A good deal of work in the CP literature is aimed essentially at making incremental improvements in terms of prediction set size (through empirical testing) without providing theoretical guarantees, so I think the topic of this paper is very relevant and interesting. The technique seems general enough in the sense that if you can come up with an expressive enough collection of prediction sets C\mathcal{C} that you can also efficiently optimize over and use to construct a non-conformity score one could perhaps construct other kinds of useful convex prediction sets in higher dimension.

Weaknesses:

Due to considering a more expressive collection of potential prediction sets and optimizing through the DP algorithm, there is probably tradeoff in terms of runtime during the calibration process with more lightweight procedures, and it’s not clear how this runtime performance compares against the other approaches with volume-optimality guarantees.

其他意见或建议

Couple of typos:

Line 083: should be “sets” instead of “set”

Figure 1 (d): should be “sensitive”

作者回复

Thank you for your constructive suggestions and insightful questions.

  • Since the guarantees are in expectation over the calibration set and the data is being simulated anyway, it could be good to get also the results averaged over multiple draws of the calibration data.

We appreciate this suggestion. You are right, it is important to get the results averaged over multiple draws. In the revision, we will ensure that all numerical experiments include both the average and standard deviations. In the additional experiments, we show the averages and standard deviations of repeated tests (See our response to Reviewer Ubed for details).

  • Question: What is the issue (if any) generalizing this approach to prediction sets in Rn\mathbb{R}^n? Does it blow up the DP space too much?

This is an excellent question.

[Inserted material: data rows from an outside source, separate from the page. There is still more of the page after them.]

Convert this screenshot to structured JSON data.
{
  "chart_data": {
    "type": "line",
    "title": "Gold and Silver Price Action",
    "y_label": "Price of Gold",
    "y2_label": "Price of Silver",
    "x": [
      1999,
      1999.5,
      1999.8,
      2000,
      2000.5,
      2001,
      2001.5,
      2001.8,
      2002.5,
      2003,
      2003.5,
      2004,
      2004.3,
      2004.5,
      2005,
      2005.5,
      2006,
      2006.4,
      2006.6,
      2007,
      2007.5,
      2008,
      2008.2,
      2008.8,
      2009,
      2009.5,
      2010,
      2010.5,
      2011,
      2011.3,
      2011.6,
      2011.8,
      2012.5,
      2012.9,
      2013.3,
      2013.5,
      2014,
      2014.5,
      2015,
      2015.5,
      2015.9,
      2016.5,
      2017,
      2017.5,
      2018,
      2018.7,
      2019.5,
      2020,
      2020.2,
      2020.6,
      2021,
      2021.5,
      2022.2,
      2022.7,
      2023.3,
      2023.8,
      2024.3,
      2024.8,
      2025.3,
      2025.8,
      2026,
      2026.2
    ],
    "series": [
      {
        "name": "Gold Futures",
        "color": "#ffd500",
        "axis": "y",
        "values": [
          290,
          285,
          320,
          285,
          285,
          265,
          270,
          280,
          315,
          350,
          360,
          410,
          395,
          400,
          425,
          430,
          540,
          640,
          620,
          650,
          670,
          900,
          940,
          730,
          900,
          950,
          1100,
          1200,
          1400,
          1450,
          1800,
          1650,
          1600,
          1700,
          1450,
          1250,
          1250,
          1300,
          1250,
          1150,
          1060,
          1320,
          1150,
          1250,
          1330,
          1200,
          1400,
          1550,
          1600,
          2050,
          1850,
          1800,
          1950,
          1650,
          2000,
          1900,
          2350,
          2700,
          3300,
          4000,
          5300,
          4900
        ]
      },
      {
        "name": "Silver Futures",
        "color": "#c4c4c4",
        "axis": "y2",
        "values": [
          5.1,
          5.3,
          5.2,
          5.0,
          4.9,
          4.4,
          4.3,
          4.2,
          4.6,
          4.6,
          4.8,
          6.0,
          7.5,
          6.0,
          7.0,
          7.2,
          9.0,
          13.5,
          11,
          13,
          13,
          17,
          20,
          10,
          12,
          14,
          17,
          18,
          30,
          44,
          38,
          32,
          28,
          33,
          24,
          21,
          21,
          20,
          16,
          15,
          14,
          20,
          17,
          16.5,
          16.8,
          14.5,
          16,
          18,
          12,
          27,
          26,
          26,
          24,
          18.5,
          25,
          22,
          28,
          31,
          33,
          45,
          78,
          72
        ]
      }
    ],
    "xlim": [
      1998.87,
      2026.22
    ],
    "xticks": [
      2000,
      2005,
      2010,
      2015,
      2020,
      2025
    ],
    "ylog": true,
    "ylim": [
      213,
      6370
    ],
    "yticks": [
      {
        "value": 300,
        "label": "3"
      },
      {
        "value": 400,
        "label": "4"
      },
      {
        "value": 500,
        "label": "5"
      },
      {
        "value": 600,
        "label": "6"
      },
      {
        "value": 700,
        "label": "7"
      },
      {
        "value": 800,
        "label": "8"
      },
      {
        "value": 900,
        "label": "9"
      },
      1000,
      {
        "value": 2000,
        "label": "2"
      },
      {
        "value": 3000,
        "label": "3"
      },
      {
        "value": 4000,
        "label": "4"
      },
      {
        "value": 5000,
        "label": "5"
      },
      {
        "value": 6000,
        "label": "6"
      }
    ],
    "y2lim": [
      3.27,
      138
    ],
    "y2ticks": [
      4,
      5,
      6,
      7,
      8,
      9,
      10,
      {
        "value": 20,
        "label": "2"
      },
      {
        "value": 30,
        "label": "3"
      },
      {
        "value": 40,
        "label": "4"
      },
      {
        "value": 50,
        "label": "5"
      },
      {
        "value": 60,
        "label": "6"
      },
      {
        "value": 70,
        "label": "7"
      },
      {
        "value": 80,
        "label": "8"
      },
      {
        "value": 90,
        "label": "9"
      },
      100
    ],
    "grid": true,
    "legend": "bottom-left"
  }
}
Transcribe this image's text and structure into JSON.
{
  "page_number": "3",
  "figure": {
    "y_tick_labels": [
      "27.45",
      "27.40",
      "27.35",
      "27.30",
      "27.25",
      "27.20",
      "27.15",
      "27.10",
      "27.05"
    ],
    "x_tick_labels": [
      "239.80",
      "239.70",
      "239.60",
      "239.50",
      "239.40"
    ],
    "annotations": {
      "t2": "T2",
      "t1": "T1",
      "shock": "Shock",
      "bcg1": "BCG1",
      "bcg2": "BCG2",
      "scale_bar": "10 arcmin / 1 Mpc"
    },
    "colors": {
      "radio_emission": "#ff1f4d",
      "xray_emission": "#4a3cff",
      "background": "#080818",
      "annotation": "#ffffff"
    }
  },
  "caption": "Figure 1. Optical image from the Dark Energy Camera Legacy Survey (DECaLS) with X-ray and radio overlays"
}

The DP approach can potentially be extended to low-dimensional spaces, such as dimension d=2d=2 or d=3d=3, to construct prediction sets that are unions of disjoint rectangles. However, as the dimension dd increases, the time and space complexity of DP grow exponentially, making it impractical for high-dimensional settings. Furthermore this is unavoidable; this problem is NP-hard in high-dimensions even for simple generalizations of intervals like Balls (even for one ball). However, we can use our framework with any algorithm that can find low-volume confidence sets (from a prescribed family) in high dimensions. More broadly, finding low-volume confidence sets in high-dimensional settings is an important and challenging task in high-dimensional statistics. Naturally, this is out of the scope of this work. In a followup project, we are currently working on computing approximately small volume prediction sets in high-dimensions like balls and ellipsoids, and unions of them.

最终决定

Conformal prediction is a general uncertainty quantification framework which can produce prediction sets from a given black-box predictive model. Coverage (whether the true output is present within the set or not) and prediction set size (efficiency) are two important metrics. Although there is a lot of theoretical work on coverage guarantees, there is relatively less work on guarantees for prediction set size. The focus of this paper is on this later challenge for single-target regression tasks where prediction sets are restricted to be a union of intervals. It gives an impossibility result for volume optimality followed by an algorithm based on dynamic programming to achieve restricted volume optimality. The paper also presents analysis for approximate conditional coverage and conditional restricted volume optimality when a good estimator for the conditional CDF is available.

All the reviewers' were positive about the paper but also asked constructive questions. The author rebuttal answered their questions satisfactorily. Therefore, I recommend accepting this paper.